Elastography has been successful enough in clinical testing that most manufacturers are testing or have released high-end commercial ultrasound systems with elastography. The table shows the commercial systems that currently offer or will offer elastography.

Image quality in elastography has improved considerably since its inception in the early 1990s, but there is still considerable room for improvement. Improvements in image quality will likely aid in the characterization of smaller breast lesions and improve the ability of elastography to predict the benignity of lesions, thus reducing unnecessary breast biopsies.

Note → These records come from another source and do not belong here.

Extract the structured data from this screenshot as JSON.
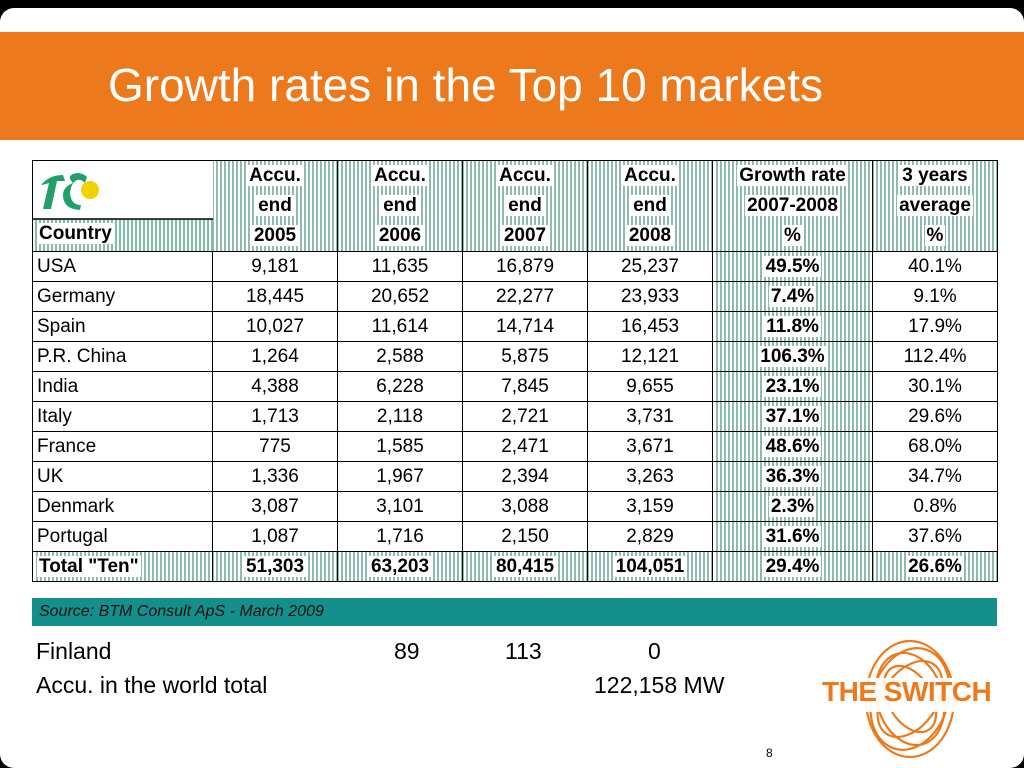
{
  "title": "Growth rates in the Top 10 markets",
  "header": {
    "country": "Country",
    "columns": [
      [
        "Accu.",
        "end",
        "2005"
      ],
      [
        "Accu.",
        "end",
        "2006"
      ],
      [
        "Accu.",
        "end",
        "2007"
      ],
      [
        "Accu.",
        "end",
        "2008"
      ],
      [
        "Growth rate",
        "2007-2008",
        "%"
      ],
      [
        "3 years",
        "average",
        "%"
      ]
    ]
  },
  "rows": [
    {
      "country": "USA",
      "v2005": "9,181",
      "v2006": "11,635",
      "v2007": "16,879",
      "v2008": "25,237",
      "growth": "49.5%",
      "avg3": "40.1%"
    },
    {
      "country": "Germany",
      "v2005": "18,445",
      "v2006": "20,652",
      "v2007": "22,277",
      "v2008": "23,933",
      "growth": "7.4%",
      "avg3": "9.1%"
    },
    {
      "country": "Spain",
      "v2005": "10,027",
      "v2006": "11,614",
      "v2007": "14,714",
      "v2008": "16,453",
      "growth": "11.8%",
      "avg3": "17.9%"
    },
    {
      "country": "P.R. China",
      "v2005": "1,264",
      "v2006": "2,588",
      "v2007": "5,875",
      "v2008": "12,121",
      "growth": "106.3%",
      "avg3": "112.4%"
    },
    {
      "country": "India",
      "v2005": "4,388",
      "v2006": "6,228",
      "v2007": "7,845",
      "v2008": "9,655",
      "growth": "23.1%",
      "avg3": "30.1%"
    },
    {
      "country": "Italy",
      "v2005": "1,713",
      "v2006": "2,118",
      "v2007": "2,721",
      "v2008": "3,731",
      "growth": "37.1%",
      "avg3": "29.6%"
    },
    {
      "country": "France",
      "v2005": "775",
      "v2006": "1,585",
      "v2007": "2,471",
      "v2008": "3,671",
      "growth": "48.6%",
      "avg3": "68.0%"
    },
    {
      "country": "UK",
      "v2005": "1,336",
      "v2006": "1,967",
      "v2007": "2,394",
      "v2008": "3,263",
      "growth": "36.3%",
      "avg3": "34.7%"
    },
    {
      "country": "Denmark",
      "v2005": "3,087",
      "v2006": "3,101",
      "v2007": "3,088",
      "v2008": "3,159",
      "growth": "2.3%",
      "avg3": "0.8%"
    },
    {
      "country": "Portugal",
      "v2005": "1,087",
      "v2006": "1,716",
      "v2007": "2,150",
      "v2008": "2,829",
      "growth": "31.6%",
      "avg3": "37.6%"
    }
  ],
  "total": {
    "country": "Total \"Ten\"",
    "v2005": "51,303",
    "v2006": "63,203",
    "v2007": "80,415",
    "v2008": "104,051",
    "growth": "29.4%",
    "avg3": "26.6%"
  },
  "source": "Source: BTM Consult ApS - March 2009",
  "finland": {
    "label": "Finland",
    "v2006": "89",
    "v2007": "113",
    "v2008": "0"
  },
  "world": {
    "label": "Accu. in the world total",
    "value": "122,158 MW"
  },
  "page_number": "8",
  "logo_text": "THE SWITCH",
  "colors": {
    "banner": "#ec7a1c",
    "hatch": "#1c7a5a",
    "source_bar": "#158f8c",
    "logo_green": "#22a06b",
    "logo_yellow": "#f2d300"
  }
}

Elastography has also shown promise in the evaluation of lymph nodes[8] and may therefore be useful in detecting occult nodal metastatic disease. Variants of elastography may also be useful in monitoring lymphedema,[9] a common sequela of breast cancer therapy.

REFERENCES

• Hall, TJ. Beyond the basics: elasticity imaging with US. Radiographics 2003;23:1657-1671.

• Wilson LS, Robinson DE. Ultrasonic measurement of small displacements and deformations of tissue. Ultrasonic Imaging 1982;4:71-82.

• Lerner RM, Huang SR, Parker KJ. Sonoelasticity images derived from ultrasound signals in mechanically vibrated tissues. Ultrasound Med Biol 1990;16:231-239.

• Ophir J, Cespedes EI, Ponnekanti H, et al. Elastography: a quantitative method for imaging the elasticity of biological tissues. Ultrasonic Imaging 1991;13:111-134.

• Fischer TA, Frey H, Ohlinger R, et al. Real-time elastography--an advanced method of ultrasound: results in 108 patients with breast lesions. Ultrasound Obstet Gynecol 2006;28(3):335-340.

• Itoh A, Ueno E, Tohno E et al. Breast disease: clinical application of US elastography for diagnosis. Radiology 2006;239:341-350.

• Garra BS, Cespedes EI, Ophir J, et al. Elastography of breast lesions: initial clinical results. Radiology 1997; 202(1):79-86.

• Saftoiu A, Vilmann P, Hassan H, Gorunescu F [Analysis of Endoscopic Ultrasound Elastography Used for Characterisation and Differentiation of Benign and Malignant Lymph Nodes.] Ultraschall Med 2006 Dec; 27(6):535-542.

• Righetti R, Ophir J, Garra BS, et al. A new method for generating poroelastograms in noisy environments. Ultrason Imaging 2005;27:201-s20.